Chaque société a besoin de son propre espace de surchauffe. A Rome, c’est Bacchus qui a repris le flambeau de la licence et de l’excès. Le culte des bacchants remet au premier plan les valeurs dionysiennes. Il mélange indistinctement esclaves et maîtres, les lie par serment, les arrose de vin, déchaîne leurs sens et les accouple sans retenue. Mais, ce faisant, il favorise une notion de salut individuel et s’attaque aux valeurs collectives et à leurs soubassements. En -186 se met en branle une véritable campagne militaire interne visant à éliminer le culte des bacchants, supposés responsables de meurtres, escroqueries, faux témoignages, etc., et mettant en danger le pouvoir.
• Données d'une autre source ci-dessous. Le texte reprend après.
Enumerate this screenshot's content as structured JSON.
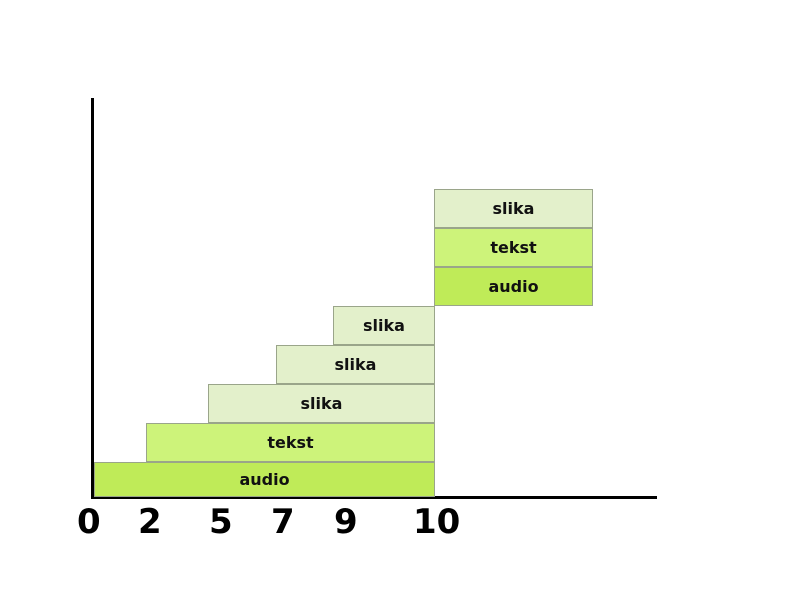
{
  "axis": {
    "ticks": [
      "0",
      "2",
      "5",
      "7",
      "9",
      "10"
    ]
  },
  "blocks": {
    "audio_main": "audio",
    "tekst_main": "tekst",
    "slika_1": "slika",
    "slika_2": "slika",
    "slika_3": "slika",
    "slika_top": "slika",
    "tekst_top": "tekst",
    "audio_top": "audio"
  },
  "colors": {
    "audio": "#bfeb58",
    "tekst": "#cdf37a",
    "slika": "#e3f0cb",
    "axis": "#000000"
  }
}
Le culte survivra, souterrain pendant quelques siècles, pour refleurir sous l’Empire.
Le carnaval s’est donc déployé sur les traces de ses ancêtres comme un dérèglement du monde où la relativisation des statuts et la folie de la surchauffe deviennent la règle. Dérèglement rigoureusement réglé, cependant, voire mis sous surveillance policière. Que reste-t-il, aujourd’hui, de la charge sulfureuse de ces fêtes antiques ? Si ce n’est quelques jets d’oranges pour nos Gilles de Binche, bridés par l’estampillage du « Patrimoine culturel universel ».
En Afrique, des rituels semblent permettre à une surchauffe latente de s’exprimer.
La transe comme surchauffe ritualisée
Dans son film « Les maîtres fous », J. Rouch présente un rituel religieux hauka où s’opère dans une intense débauche d’énergie un renversement des rôles. Les candidats au rituel sont des paysans démunis, exilés en ville pour y travailler au service de l’empire colonial. Avant le rituel, ils ponctionnent chez le dominant, soit un ingénieur, soit le gouverneur, soit un militaire, l’un ou l’autre élément, un habit, une démarche, une attitude. Sur la scène du rituel, chacun investit son personnage « dominant ». On joue,
on singe, on caricature,… Ils répètent encore et encore ces gestes et attitudes empruntés, jusqu’à épuisement, jusqu’à la transe. Entre l’appropriation par imitation et l’ironie de la caricature, quelque chose opère. Que se passe-t-il ?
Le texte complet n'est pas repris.